Police officers have been incredibly frustrated by this. We have been calling for action, as have provinces, municipalities, police agencies, victims' rights groups and businesses. Everyone has been calling for the government to act. The government has continued to allude to some sort of bail reform the members say is coming, but they have been shockingly scant on any of the details of what that bail reform will entail and, more importantly, whether it will involve repealing the principle of restraint. That is the section of the Criminal Code the Liberal bail law, Bill C-75, put in place compelling judges to release offenders under the least onerous conditions and at the earliest possible opportunity.
For all the systematic issues that we have been flagging as a party, that Canadians have been flagging, such as violent offenders being released and people being arrested for serious offences while out on bail, the case has been made.

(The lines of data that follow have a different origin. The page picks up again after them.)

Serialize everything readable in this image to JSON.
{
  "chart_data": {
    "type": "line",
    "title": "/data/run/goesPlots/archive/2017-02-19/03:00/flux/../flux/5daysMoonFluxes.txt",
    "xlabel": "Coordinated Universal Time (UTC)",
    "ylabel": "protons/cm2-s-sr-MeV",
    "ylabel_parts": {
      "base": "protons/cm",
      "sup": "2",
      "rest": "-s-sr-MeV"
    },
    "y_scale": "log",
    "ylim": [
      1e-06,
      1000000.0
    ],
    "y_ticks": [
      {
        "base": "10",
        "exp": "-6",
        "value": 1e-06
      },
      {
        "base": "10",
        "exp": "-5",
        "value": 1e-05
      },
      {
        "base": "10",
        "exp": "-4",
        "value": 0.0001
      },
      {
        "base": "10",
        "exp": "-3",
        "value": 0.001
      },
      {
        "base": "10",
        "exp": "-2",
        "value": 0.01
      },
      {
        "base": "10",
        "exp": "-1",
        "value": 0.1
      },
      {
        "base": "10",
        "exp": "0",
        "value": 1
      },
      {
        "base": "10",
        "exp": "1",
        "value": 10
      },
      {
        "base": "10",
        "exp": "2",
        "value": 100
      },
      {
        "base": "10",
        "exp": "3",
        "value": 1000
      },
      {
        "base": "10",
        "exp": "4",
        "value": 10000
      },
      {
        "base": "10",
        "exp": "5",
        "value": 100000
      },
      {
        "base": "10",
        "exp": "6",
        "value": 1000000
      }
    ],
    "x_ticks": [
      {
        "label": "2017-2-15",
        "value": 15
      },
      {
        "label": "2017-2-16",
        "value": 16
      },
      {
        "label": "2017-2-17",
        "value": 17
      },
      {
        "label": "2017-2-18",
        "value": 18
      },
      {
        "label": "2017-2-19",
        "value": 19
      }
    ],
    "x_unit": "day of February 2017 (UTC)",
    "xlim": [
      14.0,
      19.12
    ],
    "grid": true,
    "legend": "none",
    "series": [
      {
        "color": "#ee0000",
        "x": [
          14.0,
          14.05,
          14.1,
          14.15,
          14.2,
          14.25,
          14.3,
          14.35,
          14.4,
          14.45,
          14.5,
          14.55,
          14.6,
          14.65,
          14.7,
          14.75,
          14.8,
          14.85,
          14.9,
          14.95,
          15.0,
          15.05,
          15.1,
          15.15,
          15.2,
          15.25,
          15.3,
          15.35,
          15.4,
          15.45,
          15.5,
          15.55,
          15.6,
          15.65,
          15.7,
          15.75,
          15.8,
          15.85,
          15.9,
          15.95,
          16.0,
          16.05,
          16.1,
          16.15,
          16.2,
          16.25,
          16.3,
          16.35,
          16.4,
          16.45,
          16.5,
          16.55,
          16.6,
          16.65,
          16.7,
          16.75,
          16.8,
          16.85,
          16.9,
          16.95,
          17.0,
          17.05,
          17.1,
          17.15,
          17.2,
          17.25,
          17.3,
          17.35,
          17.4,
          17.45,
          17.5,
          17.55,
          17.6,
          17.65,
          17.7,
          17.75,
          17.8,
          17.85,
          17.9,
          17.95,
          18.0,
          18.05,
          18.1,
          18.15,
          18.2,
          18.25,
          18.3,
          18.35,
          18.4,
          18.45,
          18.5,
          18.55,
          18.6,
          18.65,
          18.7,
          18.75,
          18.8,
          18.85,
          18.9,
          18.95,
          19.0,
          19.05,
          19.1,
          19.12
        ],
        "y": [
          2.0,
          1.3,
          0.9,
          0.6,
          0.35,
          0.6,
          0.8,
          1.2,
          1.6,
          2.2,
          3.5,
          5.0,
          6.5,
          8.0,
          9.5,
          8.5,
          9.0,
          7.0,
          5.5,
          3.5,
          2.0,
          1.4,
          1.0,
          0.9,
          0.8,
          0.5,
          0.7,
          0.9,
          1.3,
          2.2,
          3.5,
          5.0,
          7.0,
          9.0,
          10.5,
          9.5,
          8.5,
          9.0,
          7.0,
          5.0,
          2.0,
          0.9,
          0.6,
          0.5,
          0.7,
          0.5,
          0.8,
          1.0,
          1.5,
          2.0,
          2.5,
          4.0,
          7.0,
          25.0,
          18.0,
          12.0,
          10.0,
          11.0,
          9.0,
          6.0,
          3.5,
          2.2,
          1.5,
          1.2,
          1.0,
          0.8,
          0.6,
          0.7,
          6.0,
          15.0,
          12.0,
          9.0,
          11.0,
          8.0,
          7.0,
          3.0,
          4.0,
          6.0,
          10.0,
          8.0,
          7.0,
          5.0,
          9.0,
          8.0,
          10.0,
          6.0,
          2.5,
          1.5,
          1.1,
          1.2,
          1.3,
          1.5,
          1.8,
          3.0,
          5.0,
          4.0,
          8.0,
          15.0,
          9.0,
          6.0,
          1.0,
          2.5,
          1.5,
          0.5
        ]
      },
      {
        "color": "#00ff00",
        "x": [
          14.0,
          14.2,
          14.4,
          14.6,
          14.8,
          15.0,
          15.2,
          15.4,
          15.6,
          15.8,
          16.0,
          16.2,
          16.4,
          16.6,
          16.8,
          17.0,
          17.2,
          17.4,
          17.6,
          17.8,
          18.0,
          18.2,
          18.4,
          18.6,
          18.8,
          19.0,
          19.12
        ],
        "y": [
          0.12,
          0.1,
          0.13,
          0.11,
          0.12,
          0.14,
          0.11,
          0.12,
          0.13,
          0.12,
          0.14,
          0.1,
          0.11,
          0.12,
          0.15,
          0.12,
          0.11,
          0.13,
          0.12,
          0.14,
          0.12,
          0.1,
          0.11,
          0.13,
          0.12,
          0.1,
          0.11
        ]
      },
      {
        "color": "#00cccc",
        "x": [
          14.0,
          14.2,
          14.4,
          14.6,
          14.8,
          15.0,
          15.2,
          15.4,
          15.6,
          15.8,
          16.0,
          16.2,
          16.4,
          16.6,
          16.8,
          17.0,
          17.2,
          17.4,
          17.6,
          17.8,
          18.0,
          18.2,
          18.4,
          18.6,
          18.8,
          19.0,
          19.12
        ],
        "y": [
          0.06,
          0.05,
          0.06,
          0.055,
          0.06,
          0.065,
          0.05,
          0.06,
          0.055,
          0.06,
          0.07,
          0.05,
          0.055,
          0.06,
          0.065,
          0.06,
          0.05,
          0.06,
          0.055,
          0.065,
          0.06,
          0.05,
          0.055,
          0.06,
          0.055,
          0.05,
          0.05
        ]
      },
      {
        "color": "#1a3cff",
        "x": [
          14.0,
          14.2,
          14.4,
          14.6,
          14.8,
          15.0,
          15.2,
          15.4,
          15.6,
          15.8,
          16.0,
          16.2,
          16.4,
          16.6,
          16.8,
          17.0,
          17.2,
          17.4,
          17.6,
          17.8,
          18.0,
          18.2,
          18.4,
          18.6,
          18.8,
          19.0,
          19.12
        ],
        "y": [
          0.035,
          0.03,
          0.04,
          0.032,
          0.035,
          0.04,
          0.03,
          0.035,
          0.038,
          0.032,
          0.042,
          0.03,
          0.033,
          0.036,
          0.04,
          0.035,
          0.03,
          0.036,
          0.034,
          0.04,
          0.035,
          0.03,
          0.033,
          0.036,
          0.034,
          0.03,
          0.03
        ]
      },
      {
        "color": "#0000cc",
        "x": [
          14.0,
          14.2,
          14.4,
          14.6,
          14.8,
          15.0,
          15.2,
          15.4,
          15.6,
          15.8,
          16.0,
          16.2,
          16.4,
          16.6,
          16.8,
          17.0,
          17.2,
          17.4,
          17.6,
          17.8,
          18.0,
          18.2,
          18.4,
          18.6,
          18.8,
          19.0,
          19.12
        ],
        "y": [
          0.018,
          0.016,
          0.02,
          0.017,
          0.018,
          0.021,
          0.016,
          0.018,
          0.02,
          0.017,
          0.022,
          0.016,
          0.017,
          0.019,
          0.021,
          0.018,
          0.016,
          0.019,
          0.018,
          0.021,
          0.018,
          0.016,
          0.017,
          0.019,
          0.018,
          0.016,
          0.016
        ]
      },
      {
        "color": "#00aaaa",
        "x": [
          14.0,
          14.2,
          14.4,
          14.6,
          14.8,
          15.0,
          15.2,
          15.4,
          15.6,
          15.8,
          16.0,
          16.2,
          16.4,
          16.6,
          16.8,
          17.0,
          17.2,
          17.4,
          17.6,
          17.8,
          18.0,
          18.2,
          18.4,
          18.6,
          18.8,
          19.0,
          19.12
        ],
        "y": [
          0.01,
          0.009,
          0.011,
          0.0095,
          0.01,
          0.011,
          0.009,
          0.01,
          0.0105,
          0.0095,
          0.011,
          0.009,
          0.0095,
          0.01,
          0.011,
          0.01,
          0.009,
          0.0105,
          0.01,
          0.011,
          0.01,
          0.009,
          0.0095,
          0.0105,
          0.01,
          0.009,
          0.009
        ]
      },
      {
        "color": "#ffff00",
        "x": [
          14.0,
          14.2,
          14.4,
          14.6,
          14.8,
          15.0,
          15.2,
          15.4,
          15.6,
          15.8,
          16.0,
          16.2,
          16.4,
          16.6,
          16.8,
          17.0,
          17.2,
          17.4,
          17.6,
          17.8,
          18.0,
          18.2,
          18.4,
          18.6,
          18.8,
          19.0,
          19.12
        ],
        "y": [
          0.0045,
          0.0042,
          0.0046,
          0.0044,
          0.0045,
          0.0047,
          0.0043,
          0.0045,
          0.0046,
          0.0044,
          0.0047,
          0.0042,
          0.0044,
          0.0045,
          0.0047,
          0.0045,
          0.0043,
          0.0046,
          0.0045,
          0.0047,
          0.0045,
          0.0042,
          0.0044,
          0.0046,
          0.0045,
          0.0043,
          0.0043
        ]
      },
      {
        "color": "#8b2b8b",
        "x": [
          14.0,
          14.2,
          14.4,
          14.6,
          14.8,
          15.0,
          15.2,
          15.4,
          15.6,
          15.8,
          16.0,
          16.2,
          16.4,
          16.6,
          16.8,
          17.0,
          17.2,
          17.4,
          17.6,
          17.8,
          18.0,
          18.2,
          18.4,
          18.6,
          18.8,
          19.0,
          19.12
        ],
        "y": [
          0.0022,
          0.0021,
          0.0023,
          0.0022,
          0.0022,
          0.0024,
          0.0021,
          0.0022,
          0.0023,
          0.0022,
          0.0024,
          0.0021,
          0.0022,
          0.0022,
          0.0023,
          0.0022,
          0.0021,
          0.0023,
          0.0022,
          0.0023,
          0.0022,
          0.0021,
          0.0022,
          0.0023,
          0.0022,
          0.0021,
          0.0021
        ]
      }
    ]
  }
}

We can draw a direct line between this and the principle of restraint in Bill C-75. This is important because I asked the Minister of Public Safety about it, using an example from St. Thomas, Ontario, of a repeat offender, a homeless man, who was released on bail with the condition that he be home by 10 p.m., despite not having a home. This is an impossible bail condition that the police have no ability to enforce.
That matters because the public safety minister's representative, the Secretary of State for Combatting Crime, had the audacity to say that the government is “tough on crime”. She said that with a straight face, that the government is tough on crime, the government that has been the only stakeholder in the country not to acknowledge the bail crisis. When we have NDP leaders, Conservative leaders, provincial Liberal leaders who have broken ranks with their feckless, easy-on-crime and easy-on-criminals, hug-a-thug federal counterparts across the aisle here, they have all been in agreement that this is not a tough-on-crime government. This is instead a government that is tough on victims, a government that puts the rights of offenders above the rights of victims.
We get a strong sense of what the government has prioritized, despite claiming some bail legislation is coming at some point, maybe after the budget. Who knows? This is a government that has found it high enough on its agenda to propose a ban on large cash transactions. It has decided that banning people from buying a used car worth more than $10,000 is more important than bail reform. It has decided that confiscating firearms from law-abiding gun owners is more important than bail. It has announced it is going full steam ahead on that despite the public safety minister, not knowing he was being recorded, actually defending our arguments about this program's uselessness.
My question for the government is, how dare it claim to be tough on crime when it has been ignoring the pleas from virtually everyone else in the country to get serious about bail reform, to do it urgently, to do it imminently and, once and for all, to put the rights of victims first?